Русская любовь - Борис Иванович Сотников
Шрифт:
Интервал:
Закладка:
Алексей неожиданно смутился под её пристальным взглядом — каким-то новым, в котором было не то удивление, не то восхищение. Забыв, о чём хотел спросить Машеньку ещё, он промолчал.
Потом они втроём сидели за столом, Алексей налил женщинам красненького, себе водки и рассказывал, как жил эти годы, что нового. Рассказал и о том, что нет уже в живых Михайлова, майора Медведева, Одинцова. Женщины опять всплакнули, выпили с ним за "упокоенных", и смотрели на него во все глаза: Василиса — жалостливо, Машенька — светясь изнутри тихим радостным светом. За окном медленно смеркалось. Василиса, зажигая лампу, спросила:
— Лексей Иваныч, Лёва-то — это который жа? Штой-то не припомню. Ну, Медведев — этот напротив квартировал, у Груздевых, мы ево давно знаем — из местных он. У ево сестра в Липках по сей день проживает. И Михайлова помню — всё на гармошке играл. А вот энтово…

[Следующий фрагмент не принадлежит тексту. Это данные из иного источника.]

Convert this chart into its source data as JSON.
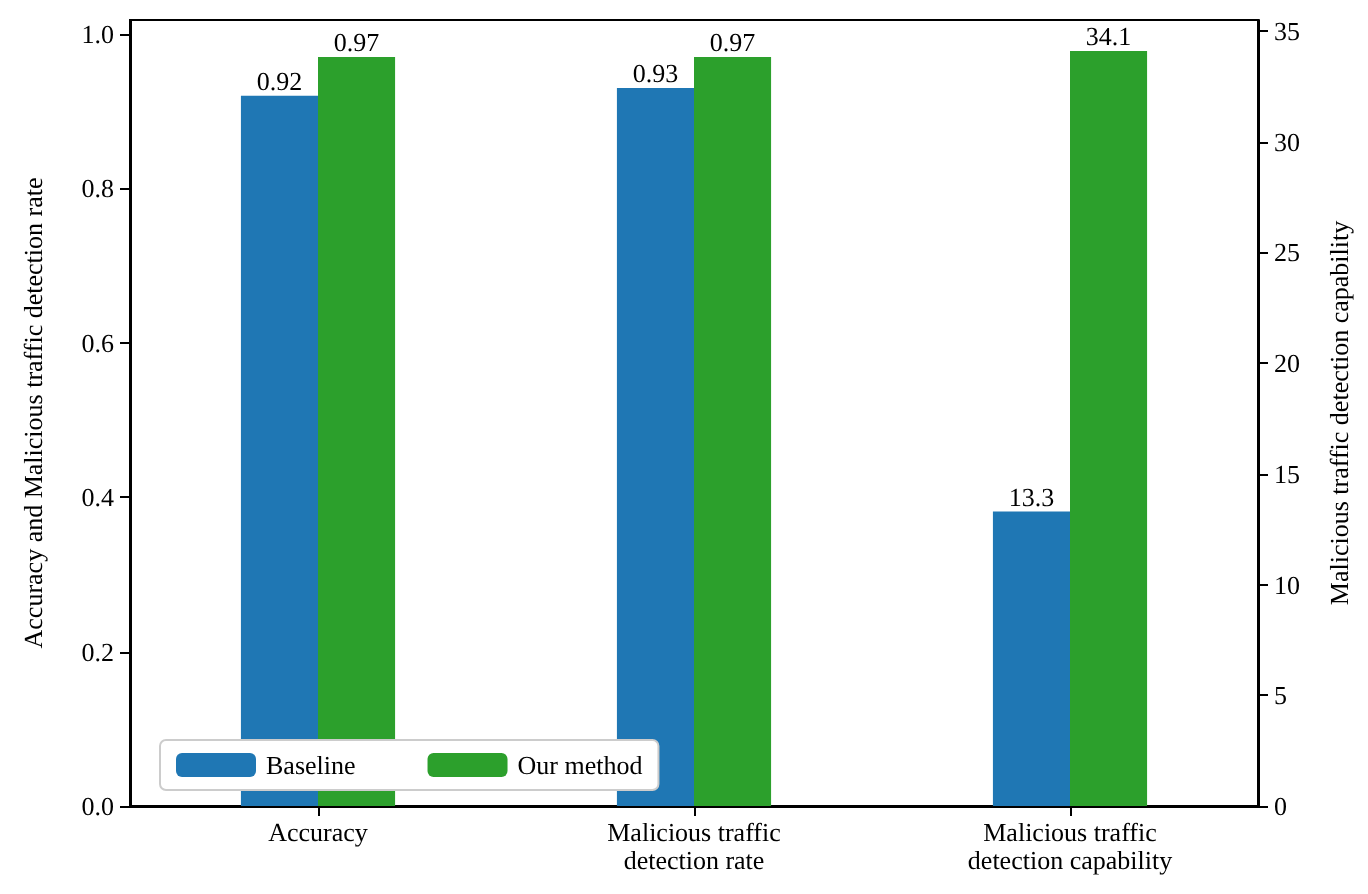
{
  "chart_data": {
    "type": "bar",
    "categories": [
      "Accuracy",
      "Malicious traffic\ndetection rate",
      "Malicious traffic\ndetection capability"
    ],
    "ylabel": "Accuracy and Malicious traffic detection rate",
    "y2label": "Malicious traffic detection capability",
    "series": [
      {
        "name": "Baseline",
        "color": "#1f77b4",
        "values": [
          0.92,
          0.93,
          null
        ]
      },
      {
        "color": "#1f77b4",
        "axis": "y2",
        "values": [
          null,
          null,
          13.3
        ]
      },
      {
        "name": "Our method",
        "color": "#2ca02c",
        "values": [
          0.97,
          0.97,
          null
        ]
      },
      {
        "color": "#2ca02c",
        "axis": "y2",
        "values": [
          null,
          null,
          34.1
        ]
      }
    ],
    "ylim": [
      0,
      1.018
    ],
    "yticks": [
      {
        "value": 0,
        "label": "0.0"
      },
      0.2,
      0.4,
      0.6,
      0.8,
      {
        "value": 1,
        "label": "1.0"
      }
    ],
    "y2lim": [
      0,
      35.5
    ],
    "y2ticks": [
      0,
      5,
      10,
      15,
      20,
      25,
      30,
      35
    ],
    "data_labels": true,
    "legend": "bottom left",
    "grid": false
  }
}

— Его не было здесь, — объяснил Алексей, вспомнив, что Одинцова они не знают, как вот не знал он их Еремеева. И вдруг понял по глазам Машеньки, что она хочет узнать от него что-нибудь о Ракитине, да не решается, видно, спросить. И тогда проговорил опять севшим голосом:
— Генка, напарник мой — служит пока на старом месте. Не женился.
Вместо радости в глазах Машеньки Алексей увидел тревогу. Она торопливо спросила:
— А ты?!.
— Что — я? — не понял он и удивился. На "ты" Машенька обращалась только в исключительных случаях, когда жалела его. А тут было что-то другое.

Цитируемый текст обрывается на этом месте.